OMG - This guy with a mullet just told me - it wasn't a mullet - but his hair dresser layered it wrong. It's so walmart in here. I hate you.
High as balls & about to be tanning. Helloooo 15 minute vacay.
Looking for the remote in the couch. Finding Adderall beads. Considering utilizing.
how do you feel about lunch break shots ?
Its only fair we share our golden vaginas with the world. It would be selfish if we didn't.
I NEVER left your party last night of anyone asks.
Yeah, I didn't wake up handcuffed to my bed either.
She has either a C-Section scar or a bullet wound, I can't quite tell
Mom chose Thanksgiving to tell me the reason I am here is because she was too tired to give my dad a BJ and too drunk to make him pull out.
I was just laughing and almost crying after I orgasmed, and then almost crying because I was laughing so hard.
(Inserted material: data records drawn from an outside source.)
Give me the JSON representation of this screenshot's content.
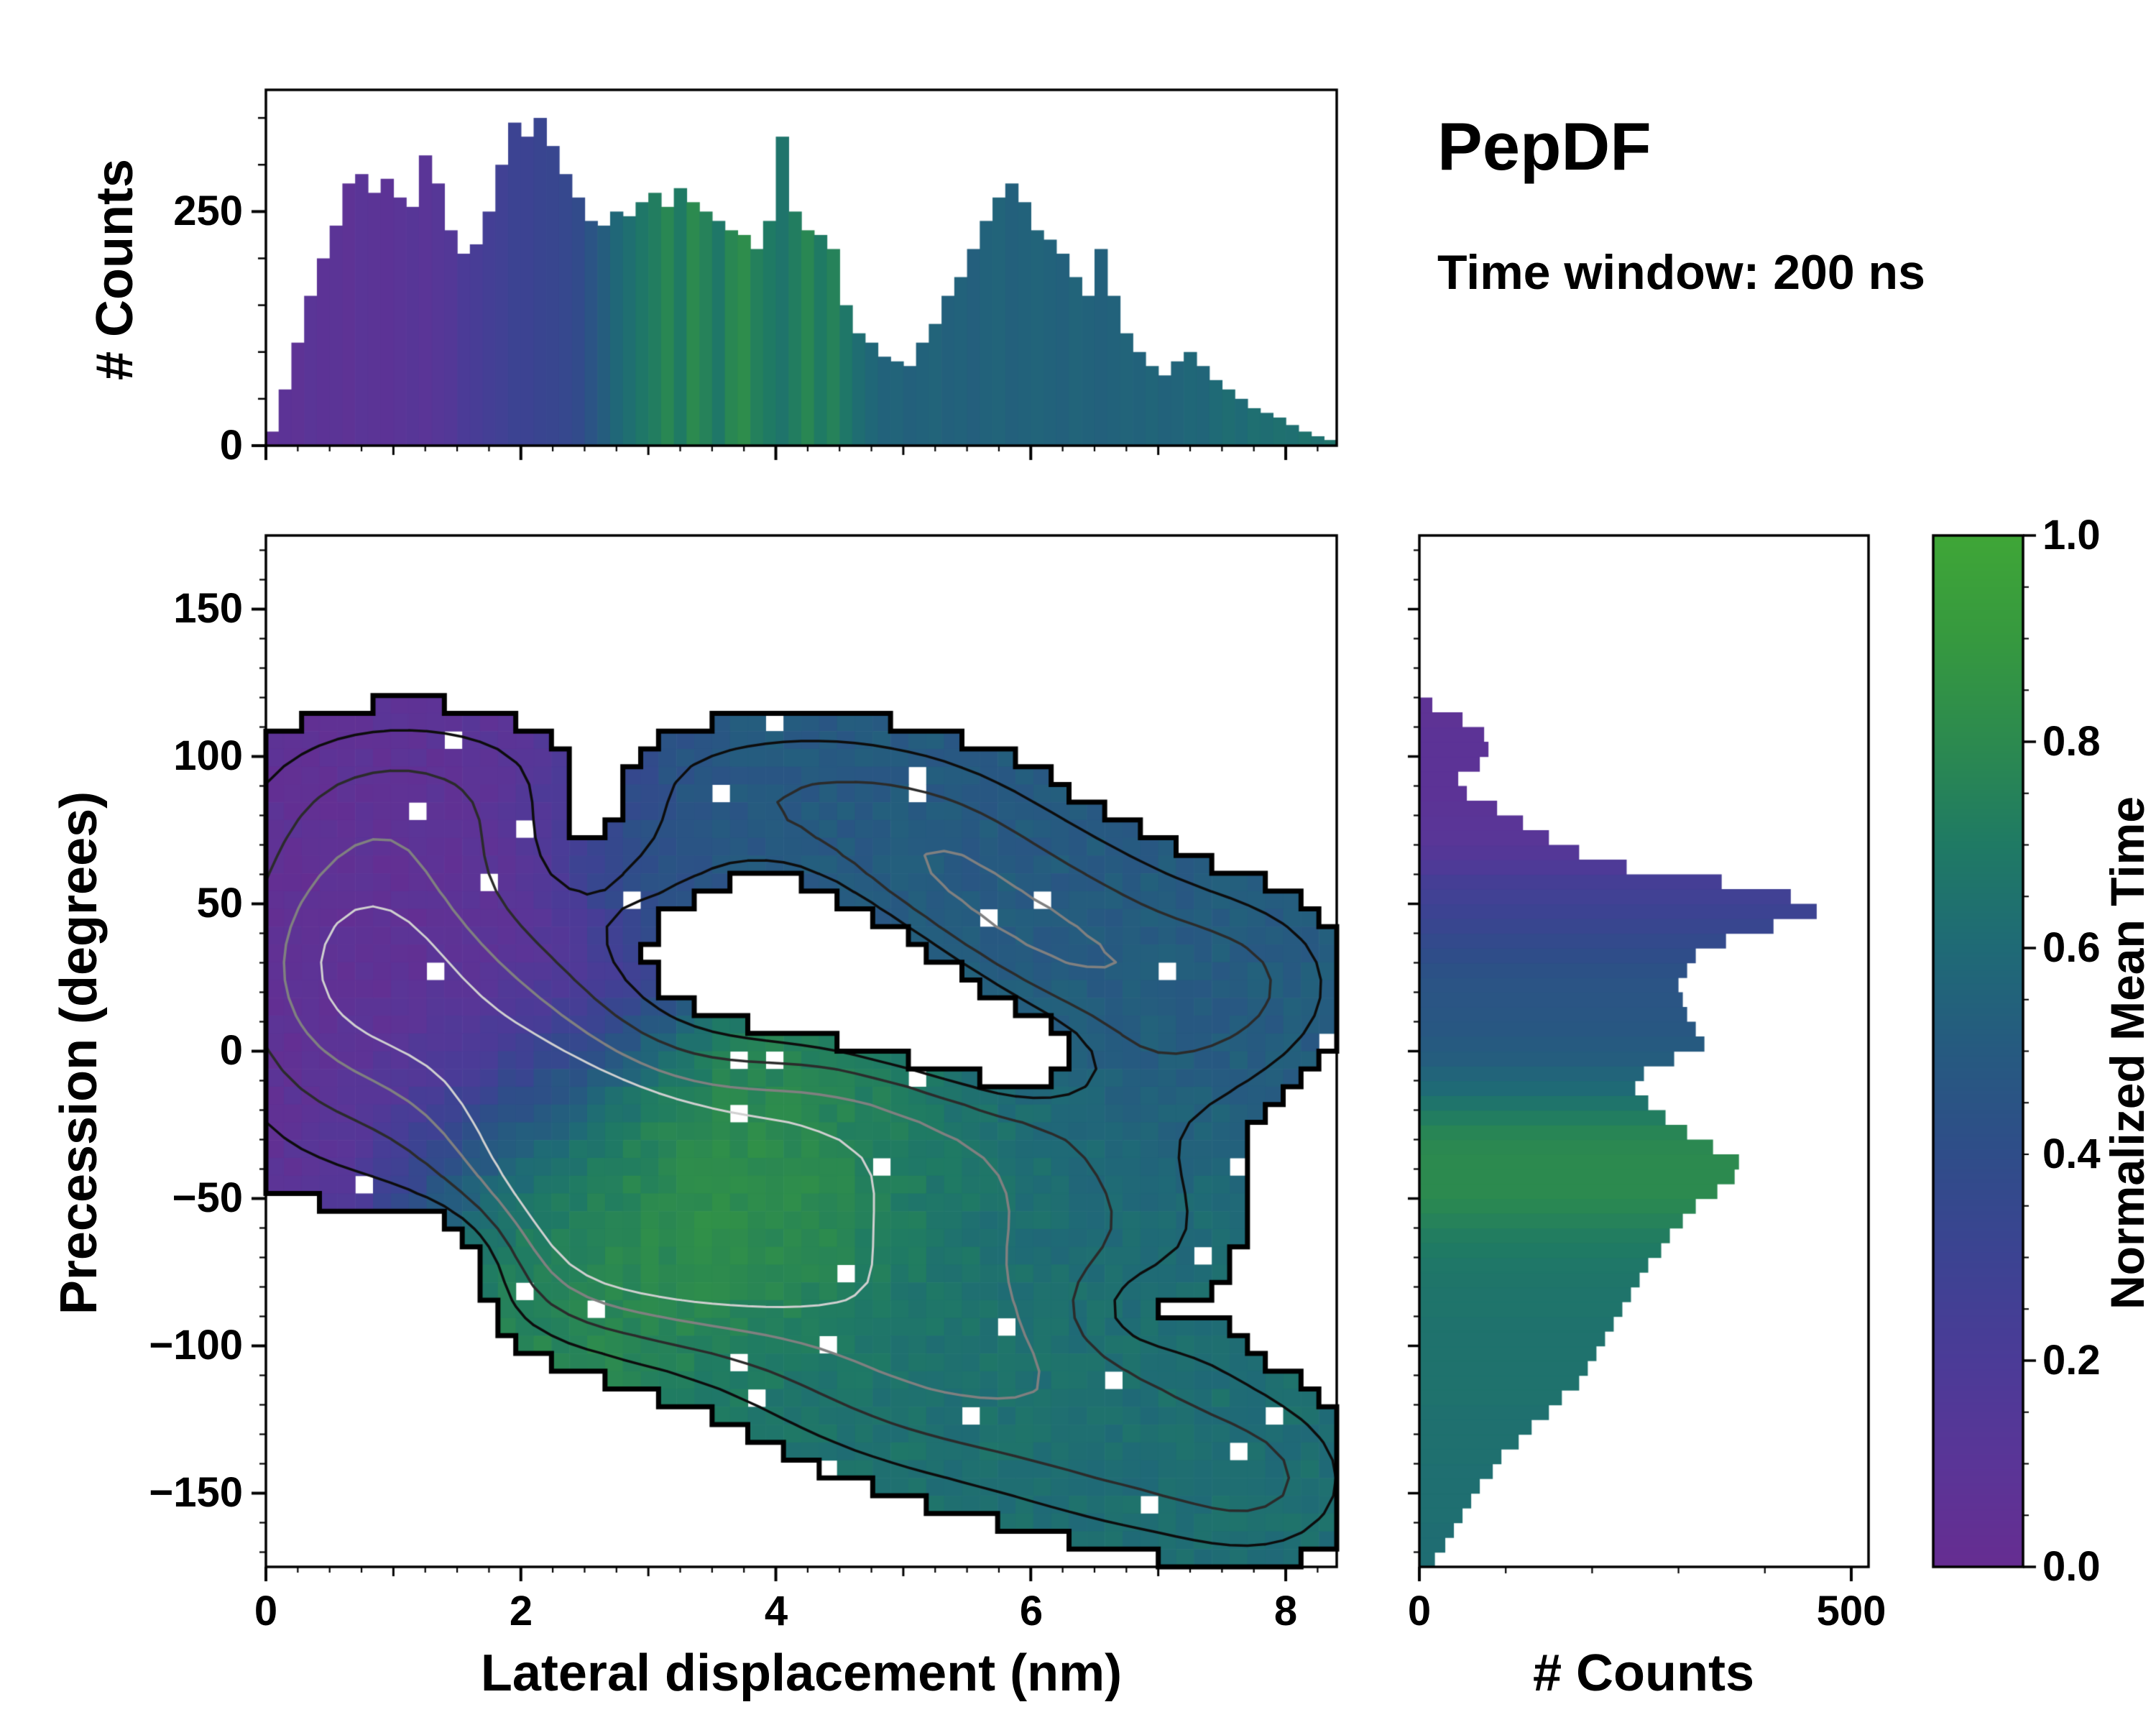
{
  "figure": {
    "title": "PepDF",
    "subtitle": "Time window: 200 ns",
    "background_color": "#ffffff"
  },
  "chart_data": {
    "type": "2d-histogram-with-marginal-histograms",
    "colormap": {
      "name": "purple-blue-green",
      "stops": [
        [
          0.0,
          "#662d91"
        ],
        [
          0.1,
          "#5a3597"
        ],
        [
          0.2,
          "#4b3b97"
        ],
        [
          0.3,
          "#3c4392"
        ],
        [
          0.4,
          "#2f4d89"
        ],
        [
          0.5,
          "#265a80"
        ],
        [
          0.6,
          "#1f6a76"
        ],
        [
          0.7,
          "#1f7a64"
        ],
        [
          0.8,
          "#2c8a4f"
        ],
        [
          0.9,
          "#36993f"
        ],
        [
          1.0,
          "#3fa637"
        ]
      ]
    },
    "top_histogram": {
      "type": "bar",
      "ylabel": "# Counts",
      "xlim": [
        0,
        8.4
      ],
      "ylim": [
        0,
        380
      ],
      "bin_width": 0.1,
      "ytick_values": [
        250,
        0
      ],
      "ytick_labels": [
        "250",
        "0"
      ],
      "counts": [
        15,
        60,
        110,
        160,
        200,
        235,
        280,
        290,
        270,
        285,
        265,
        255,
        310,
        280,
        230,
        205,
        215,
        250,
        300,
        345,
        330,
        350,
        320,
        290,
        265,
        240,
        235,
        250,
        245,
        260,
        270,
        255,
        275,
        260,
        250,
        240,
        230,
        225,
        210,
        240,
        330,
        250,
        230,
        225,
        210,
        150,
        120,
        110,
        95,
        90,
        85,
        110,
        130,
        160,
        180,
        210,
        240,
        265,
        280,
        260,
        230,
        220,
        205,
        180,
        160,
        210,
        160,
        120,
        100,
        85,
        75,
        90,
        100,
        85,
        70,
        60,
        50,
        40,
        35,
        30,
        22,
        15,
        10,
        6
      ],
      "mean_time": [
        0.06,
        0.08,
        0.07,
        0.1,
        0.08,
        0.09,
        0.07,
        0.1,
        0.09,
        0.08,
        0.1,
        0.12,
        0.1,
        0.13,
        0.15,
        0.2,
        0.22,
        0.25,
        0.27,
        0.3,
        0.3,
        0.32,
        0.33,
        0.35,
        0.38,
        0.45,
        0.52,
        0.58,
        0.63,
        0.68,
        0.72,
        0.78,
        0.7,
        0.8,
        0.75,
        0.68,
        0.78,
        0.82,
        0.74,
        0.7,
        0.66,
        0.72,
        0.78,
        0.7,
        0.75,
        0.68,
        0.62,
        0.58,
        0.55,
        0.56,
        0.54,
        0.55,
        0.56,
        0.54,
        0.55,
        0.53,
        0.55,
        0.56,
        0.54,
        0.55,
        0.56,
        0.55,
        0.54,
        0.56,
        0.55,
        0.54,
        0.55,
        0.56,
        0.55,
        0.57,
        0.55,
        0.56,
        0.58,
        0.57,
        0.6,
        0.62,
        0.6,
        0.63,
        0.62,
        0.64,
        0.63,
        0.65,
        0.64,
        0.66
      ]
    },
    "right_histogram": {
      "type": "bar-horizontal",
      "xlabel": "# Counts",
      "xlim": [
        0,
        520
      ],
      "ylim": [
        -175,
        175
      ],
      "bin_width_degrees": 5,
      "xtick_values": [
        0,
        500
      ],
      "xtick_labels": [
        "0",
        "500"
      ],
      "counts_ascending_y": [
        18,
        30,
        40,
        50,
        60,
        70,
        85,
        95,
        115,
        130,
        150,
        165,
        185,
        195,
        205,
        215,
        225,
        235,
        245,
        255,
        265,
        280,
        290,
        305,
        320,
        345,
        365,
        370,
        340,
        310,
        285,
        265,
        250,
        260,
        295,
        330,
        320,
        310,
        305,
        300,
        310,
        320,
        355,
        410,
        460,
        430,
        350,
        240,
        185,
        150,
        120,
        90,
        55,
        45,
        70,
        80,
        75,
        50,
        15,
        0,
        0,
        0,
        0,
        0,
        0,
        0,
        0,
        0,
        0,
        0
      ],
      "mean_time": [
        0.62,
        0.62,
        0.62,
        0.63,
        0.63,
        0.63,
        0.63,
        0.64,
        0.64,
        0.64,
        0.64,
        0.65,
        0.65,
        0.65,
        0.65,
        0.65,
        0.65,
        0.66,
        0.66,
        0.67,
        0.68,
        0.7,
        0.72,
        0.75,
        0.78,
        0.8,
        0.8,
        0.8,
        0.79,
        0.77,
        0.72,
        0.66,
        0.6,
        0.56,
        0.52,
        0.5,
        0.48,
        0.47,
        0.46,
        0.45,
        0.43,
        0.4,
        0.37,
        0.33,
        0.3,
        0.27,
        0.24,
        0.18,
        0.14,
        0.11,
        0.1,
        0.09,
        0.08,
        0.08,
        0.08,
        0.08,
        0.08,
        0.07,
        0.07,
        0.07,
        0.07,
        0.07,
        0.07,
        0.07,
        0.07,
        0.07,
        0.07,
        0.07,
        0.07,
        0.07
      ]
    },
    "main_heatmap": {
      "type": "heatmap",
      "xlabel": "Lateral displacement (nm)",
      "ylabel": "Precession (degrees)",
      "xlim": [
        0,
        8.4
      ],
      "ylim": [
        -175,
        175
      ],
      "xtick_values": [
        0,
        2,
        4,
        6,
        8
      ],
      "xtick_labels": [
        "0",
        "2",
        "4",
        "6",
        "8"
      ],
      "ytick_values": [
        150,
        100,
        50,
        0,
        -50,
        -100,
        -150
      ],
      "ytick_labels": [
        "150",
        "100",
        "50",
        "0",
        "−50",
        "−100",
        "−150"
      ],
      "color_label": "Normalized Mean Time",
      "grid": {
        "nx": 60,
        "ny": 58
      },
      "mask_threshold": 0.5,
      "contour_levels": [
        [
          0.85,
          "#0d0d0d",
          3.5
        ],
        [
          1.4,
          "#2b2b2b",
          3.5
        ],
        [
          2.0,
          "#808080",
          3.5
        ],
        [
          2.5,
          "#d0d0d0",
          3.0
        ]
      ],
      "density_blobs_comment": "each blob: [x_nm, y_deg, sigma_x, sigma_y, amplitude, normalized_mean_time (null = hole)]",
      "density_blobs": [
        [
          0.85,
          38,
          0.75,
          30,
          1.6,
          0.04
        ],
        [
          1.8,
          5,
          0.8,
          30,
          1.5,
          0.1
        ],
        [
          1.2,
          88,
          0.95,
          22,
          1.1,
          0.07
        ],
        [
          0.35,
          10,
          0.7,
          45,
          1.0,
          0.06
        ],
        [
          2.1,
          -25,
          0.7,
          28,
          1.0,
          0.45
        ],
        [
          4.2,
          86,
          1.05,
          20,
          1.3,
          0.5
        ],
        [
          3.1,
          55,
          0.5,
          15,
          0.7,
          0.48
        ],
        [
          5.9,
          42,
          0.85,
          25,
          1.5,
          0.5
        ],
        [
          6.8,
          10,
          0.95,
          30,
          1.2,
          0.52
        ],
        [
          7.7,
          25,
          0.6,
          20,
          0.8,
          0.5
        ],
        [
          5.2,
          65,
          0.6,
          18,
          0.8,
          0.5
        ],
        [
          2.85,
          -35,
          0.75,
          25,
          1.7,
          0.87
        ],
        [
          3.85,
          -52,
          0.85,
          25,
          1.8,
          0.85
        ],
        [
          3.1,
          -78,
          0.9,
          20,
          1.2,
          0.8
        ],
        [
          4.4,
          -15,
          0.75,
          20,
          1.1,
          0.75
        ],
        [
          2.3,
          -60,
          0.6,
          20,
          0.9,
          0.72
        ],
        [
          4.8,
          -95,
          1.0,
          28,
          1.4,
          0.66
        ],
        [
          6.0,
          -115,
          1.0,
          26,
          1.2,
          0.63
        ],
        [
          7.2,
          -140,
          0.85,
          22,
          1.1,
          0.62
        ],
        [
          6.3,
          -60,
          0.95,
          24,
          1.1,
          0.6
        ],
        [
          5.4,
          -35,
          0.7,
          20,
          0.9,
          0.65
        ],
        [
          7.9,
          -150,
          0.5,
          18,
          0.7,
          0.63
        ],
        [
          3.9,
          38,
          0.5,
          13,
          -1.3,
          null
        ],
        [
          4.6,
          26,
          0.5,
          13,
          -1.4,
          null
        ],
        [
          5.3,
          12,
          0.5,
          13,
          -1.4,
          null
        ],
        [
          6.0,
          -1,
          0.45,
          12,
          -1.1,
          null
        ],
        [
          1.55,
          -68,
          0.45,
          14,
          -0.9,
          null
        ],
        [
          2.6,
          80,
          0.4,
          16,
          -0.5,
          null
        ],
        [
          6.8,
          -88,
          0.4,
          12,
          -0.6,
          null
        ]
      ]
    },
    "colorbar": {
      "label": "Normalized Mean Time",
      "tick_values": [
        1.0,
        0.8,
        0.6,
        0.4,
        0.2,
        0.0
      ],
      "tick_labels": [
        "1.0",
        "0.8",
        "0.6",
        "0.4",
        "0.2",
        "0.0"
      ],
      "range": [
        0.0,
        1.0
      ]
    }
  }
}
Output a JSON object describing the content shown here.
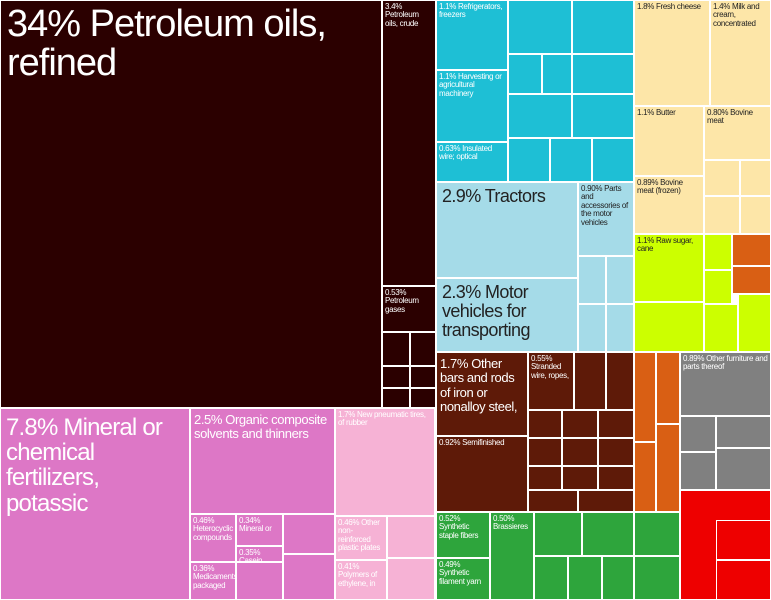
{
  "colors": {
    "petroleum": "#2b0000",
    "chemicals": "#dd77c6",
    "chemicals_light": "#f6b2d5",
    "machinery": "#1ebfd5",
    "vehicles": "#a5dbe8",
    "dairy": "#fde6a8",
    "vegetable": "#ccff00",
    "metals": "#5e1a08",
    "textiles": "#2ea53c",
    "misc_orange": "#d95f14",
    "misc_grey": "#808080",
    "misc_red": "#ee0000"
  },
  "chart_data": {
    "type": "treemap",
    "value_unit": "% of exports",
    "items": [
      {
        "label": "34% Petroleum oils, refined",
        "value": 34
      },
      {
        "label": "3.4% Petroleum oils, crude",
        "value": 3.4
      },
      {
        "label": "0.53% Petroleum gases",
        "value": 0.53
      },
      {
        "label": "7.8% Mineral or chemical fertilizers, potassic",
        "value": 7.8
      },
      {
        "label": "2.5% Organic composite solvents and thinners",
        "value": 2.5
      },
      {
        "label": "1.7% New pneumatic tires, of rubber",
        "value": 1.7
      },
      {
        "label": "0.46% Heterocyclic compounds",
        "value": 0.46
      },
      {
        "label": "0.34% Mineral or",
        "value": 0.34
      },
      {
        "label": "0.35% Casein",
        "value": 0.35
      },
      {
        "label": "0.36% Medicaments packaged",
        "value": 0.36
      },
      {
        "label": "0.46% Other non-reinforced plastic plates",
        "value": 0.46
      },
      {
        "label": "0.41% Polymers of ethylene, in",
        "value": 0.41
      },
      {
        "label": "1.1% Refrigerators, freezers",
        "value": 1.1
      },
      {
        "label": "1.1% Harvesting or agricultural machinery",
        "value": 1.1
      },
      {
        "label": "0.63% Insulated wire; optical",
        "value": 0.63
      },
      {
        "label": "2.9% Tractors",
        "value": 2.9
      },
      {
        "label": "0.90% Parts and accessories of the motor vehicles",
        "value": 0.9
      },
      {
        "label": "2.3% Motor vehicles for transporting",
        "value": 2.3
      },
      {
        "label": "1.8% Fresh cheese",
        "value": 1.8
      },
      {
        "label": "1.4% Milk and cream, concentrated",
        "value": 1.4
      },
      {
        "label": "1.1% Butter",
        "value": 1.1
      },
      {
        "label": "0.80% Bovine meat",
        "value": 0.8
      },
      {
        "label": "0.89% Bovine meat (frozen)",
        "value": 0.89
      },
      {
        "label": "1.1% Raw sugar, cane",
        "value": 1.1
      },
      {
        "label": "1.7% Other bars and rods of iron or nonalloy steel,",
        "value": 1.7
      },
      {
        "label": "0.55% Stranded wire, ropes,",
        "value": 0.55
      },
      {
        "label": "0.92% Semifinished",
        "value": 0.92
      },
      {
        "label": "0.52% Synthetic staple fibers",
        "value": 0.52
      },
      {
        "label": "0.50% Brassieres",
        "value": 0.5
      },
      {
        "label": "0.49% Synthetic filament yarn",
        "value": 0.49
      },
      {
        "label": "0.89% Other furniture and parts thereof",
        "value": 0.89
      }
    ]
  },
  "labels": {
    "petroleum_refined": "34% Petroleum oils, refined",
    "petroleum_crude": "3.4% Petroleum oils, crude",
    "petroleum_gases": "0.53% Petroleum gases",
    "fertilizers": "7.8% Mineral or chemical fertilizers, potassic",
    "solvents": "2.5% Organic composite solvents and thinners",
    "tires": "1.7% New pneumatic tires, of rubber",
    "heterocyclic": "0.46% Heterocyclic compounds",
    "mineral": "0.34% Mineral or",
    "casein": "0.35% Casein",
    "medicaments": "0.36% Medicaments packaged",
    "plastic_plates": "0.46% Other non-reinforced plastic plates",
    "polymers": "0.41% Polymers of ethylene, in",
    "refrigerators": "1.1% Refrigerators, freezers",
    "harvesting": "1.1% Harvesting or agricultural machinery",
    "insulated_wire": "0.63% Insulated wire; optical",
    "tractors": "2.9% Tractors",
    "parts": "0.90% Parts and accessories of the motor vehicles",
    "motor_vehicles": "2.3% Motor vehicles for transporting",
    "fresh_cheese": "1.8% Fresh cheese",
    "milk_cream": "1.4% Milk and cream, concentrated",
    "butter": "1.1% Butter",
    "bovine_meat": "0.80% Bovine meat",
    "bovine_frozen": "0.89% Bovine meat (frozen)",
    "raw_sugar": "1.1% Raw sugar, cane",
    "iron_bars": "1.7% Other bars and rods of iron or nonalloy steel,",
    "stranded_wire": "0.55% Stranded wire, ropes,",
    "semifinished": "0.92% Semifinished",
    "staple_fibers": "0.52% Synthetic staple fibers",
    "brassieres": "0.50% Brassieres",
    "filament_yarn": "0.49% Synthetic filament yarn",
    "furniture": "0.89% Other furniture and parts thereof"
  }
}
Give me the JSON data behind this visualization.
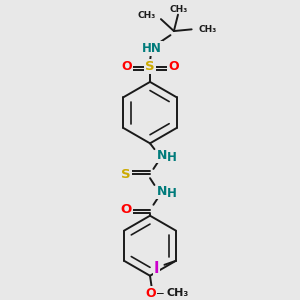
{
  "bg_color": "#e8e8e8",
  "bond_color": "#1a1a1a",
  "colors": {
    "N": "#007b7b",
    "O": "#ff0000",
    "S": "#ccaa00",
    "I": "#cc00cc",
    "C": "#1a1a1a",
    "tBu": "#1a1a1a"
  },
  "figsize": [
    3.0,
    3.0
  ],
  "dpi": 100,
  "xlim": [
    -2.5,
    2.5
  ],
  "ylim": [
    -4.8,
    3.8
  ]
}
That's new.
Does he think you're psycho?
Officially...... yes.
I love you so must. You as do fraty. You are truly my veste breakable (ties I wtf racket Andover). Luce you. Have a safe drive bio dough failover.
Since Josh is going to be Carl Sagan for Halloween, he bought a turtleneck and sportsman jacket. It's all my nerd fantasies come true.
I'm sitting at dinner with my family looking over sexts. The thirst is far too real. They're talking about retail and I'm like haha, yes, you are all correct.
Car is still out of commission. Looks like it's Grape Nuts and scotch for dinner.
His mom said he was in the ER and asked for prayers and positive thoughts. Apparently, me wishing the clap on him is not what she had in mind.
easy for you to say. you're not the one who has to explain why you woke up with a pineapple and a used condom.